Because androgens affect bone, lipids, hematopoiesis, prostate and sexual function, we determined the impact of 5alpha-reductase inhibitors on these end points. We conducted a randomized, double-blinded, placebo controlled trial of 99 men 18 to 55 years old randomly assigned to receive 0.5 mg dutasteride, 5 mg finasteride or placebo daily for 1 year. Bone mineral density was measured at baseline, after 1 year of treatment and 6 months after drug discontinuation. In addition, markers of bone turnover, fasting serum lipoprotein concentrations, hemoglobin and prostate specific antigen were measured. Significant suppression of circulating dihydrotestosterone levels with the administration of dutasteride or finasteride did not significantly affect bone mineral density or markers of bone metabolism. Similarly serum lipoproteins and hemoglobin were unaffected. Serum prostate specific antigen and self-assessed sexual function decreased slightly during treatment with both 5alpha-reductase inhibitors but returned to baseline during followup. Suppression of circulating serum dihydrotestosterone induced by 5alpha-reductase inhibitors during 1 year does not adversely impact bone, serum lipoproteins or hemoglobin, and has a minimal, reversible effect on serum prostate specific antigen. Circulating dihydrotestosterone does not appear to have a clinically significant role in modulating bone mass, hematopoiesis or lipid metabolism in normal men.
Deficiency in male pseudohermaphrodites
Male pseudohermaphroditism involves 5alpha-reductase deficiency. This is an autosomal recessive form of partial male pseudohermaphroditism where there is a deficiency of the type 2 form of the enzyme 5 alpha-reductase.

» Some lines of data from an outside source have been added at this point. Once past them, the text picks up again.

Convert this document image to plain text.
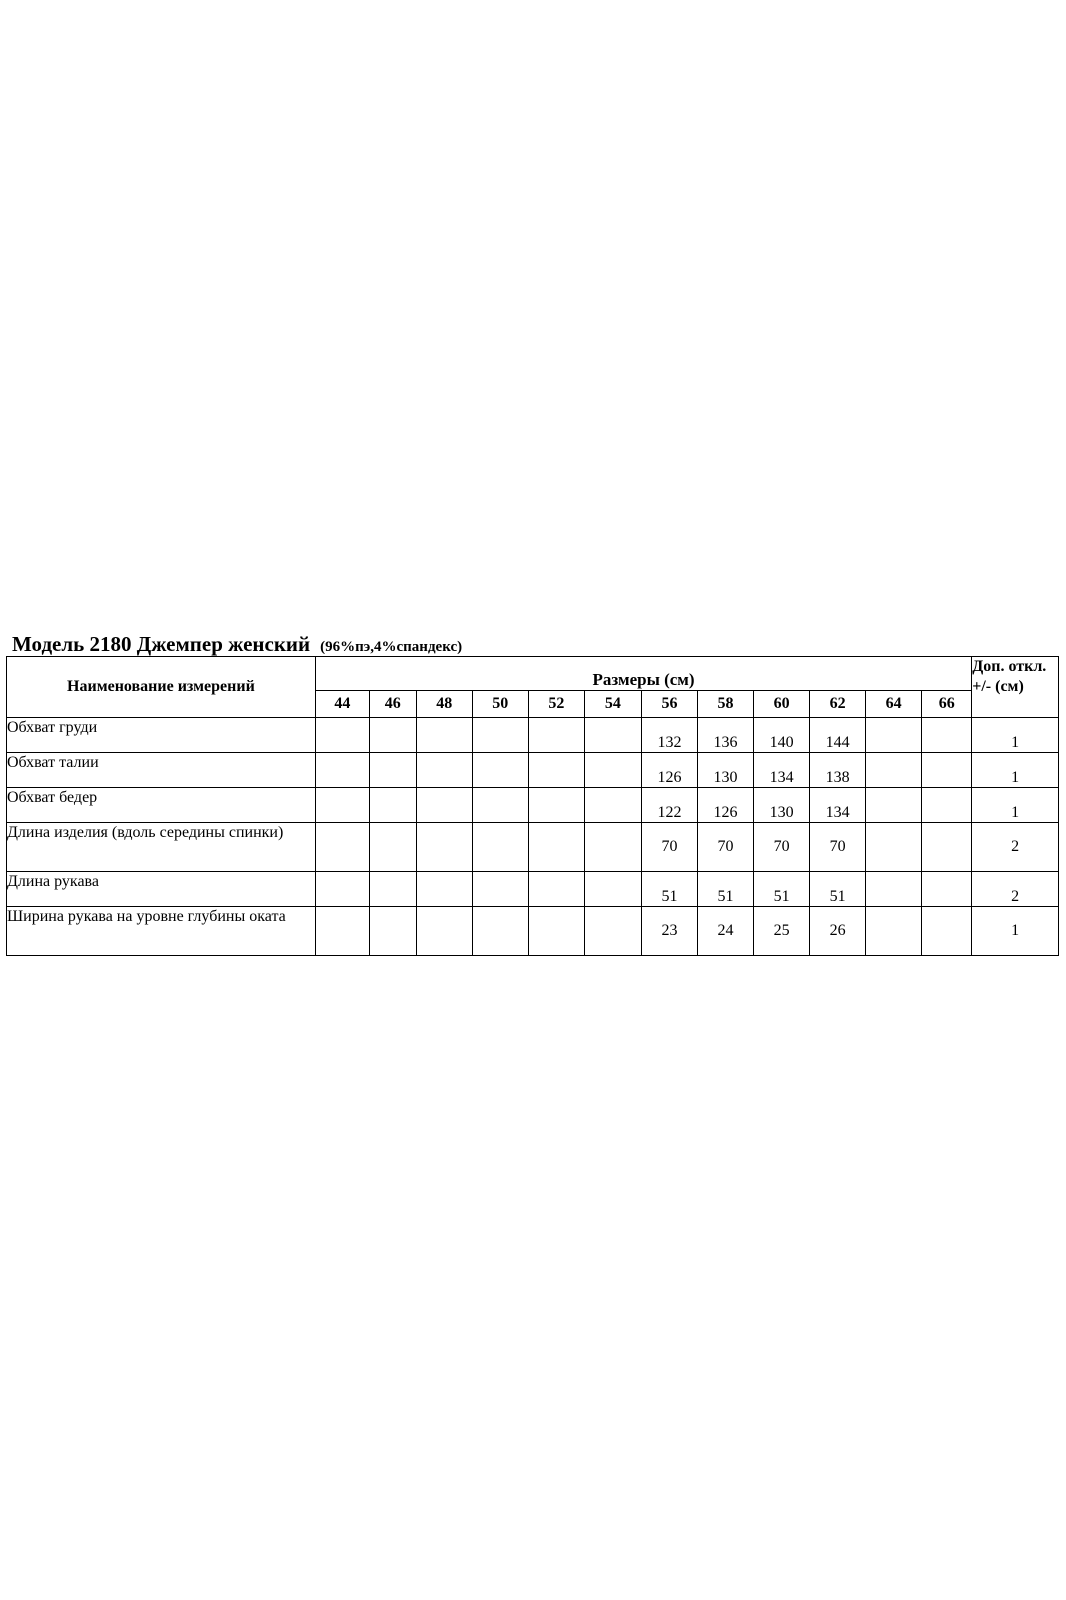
Модель 2180 Джемпер женский (96%пэ,4%спандекс)
Наименование измерений	Размеры (см)												Доп. откл. +/- (см)
	44	46	48	50	52	54	56	58	60	62	64	66	
Обхват груди							132	136	140	144			1
Обхват талии							126	130	134	138			1
Обхват бедер							122	126	130	134			1
Длина изделия (вдоль середины спинки)							70	70	70	70			2
Длина рукава							51	51	51	51			2
Ширина рукава на уровне глубины оката							23	24	25	26			1
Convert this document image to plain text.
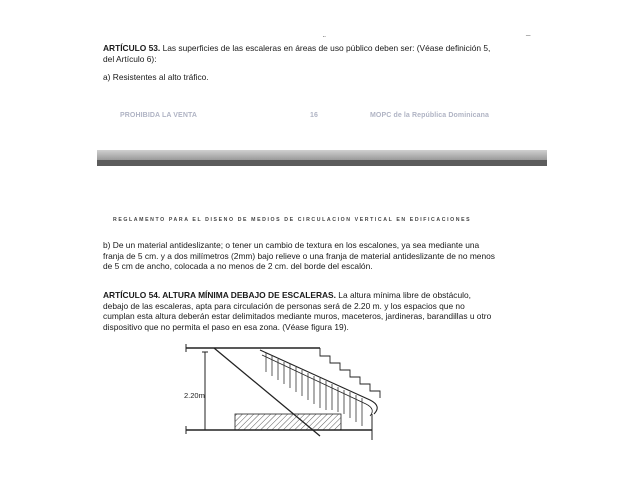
¨	¯
ARTÍCULO 53. Las superficies de las escaleras en áreas de uso público deben ser: (Véase definición 5,
del Artículo 6):
a) Resistentes al alto tráfico.
PROHIBIDA LA VENTA	16	MOPC de la República Dominicana
REGLAMENTO PARA EL DISEÑO DE MEDIOS DE CIRCULACIÓN VERTICAL EN EDIFICACIONES
b) De un material antideslizante; o tener un cambio de textura en los escalones, ya sea mediante una
franja de 5 cm. y a dos milímetros (2mm) bajo relieve o una franja de material antideslizante de no menos
de 5 cm de ancho, colocada a no menos de 2 cm. del borde del escalón.
ARTÍCULO 54. ALTURA MÍNIMA DEBAJO DE ESCALERAS. La altura mínima libre de obstáculo,
debajo de las escaleras, apta para circulación de personas será de 2.20 m. y los espacios que no
cumplan esta altura deberán estar delimitados mediante muros, maceteros, jardineras, barandillas u otro
dispositivo que no permita el paso en esa zona. (Véase figura 19).
2.20m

Hirsute women and 5alpha-reductase
Hirsute women often have increased activity of 5alpha-reductase, the enzyme that converts the androgen testosterone to its active metabolite, in hair follicles.
Acne and alopecia in
Effect of finasteride 5 mg Proscar on acne and alopecia in female patients with normal serum levels of free testosterone.
Gynecol Endocrinol. 2007.
In some women with acne or alopecia who have normal serum levels of free testosterone, no clinical improvement can be reached by the classical treatment with antiandrogens, isotretinoids or corticosteroids. Our hypothesis is that some of these women have an excessive activity of the enzyme 5alpha-reductase. We evaluated the subjective benefit of the treatment with finasteride (5 mg/day) in women with normal serum levels of free testosterone suffering from acne or alopecia. Nine of the 12 patients benefited from the finasteride treatment, their symptoms decreased significantly and they felt better psychologically than before the administration of finasteride. The other three patients did not benefit at all from finasteride and reported no change in the extent of the acne or alopecia. Nine of the 12 patients benefited from the finasteride treatment. This supports our hypothesis of an excessive activity of 5alpha-reductase enzyme in peripheral tissue in these patients. The fact that three of the patients did not realize any change in their symptom severity implies that there must also be other pathways in the genesis of acne and alopecia in women with normal levels of free testosterone.
I am curious if you are aware of any research -- specifically in men -- involving natural progesterone cream as a natural 5 alpha-reductase inhibitor. I have seen this suggestion elsewhere, and wonder if it is a sensible one.
I doubt natural progesterone cream has this effect.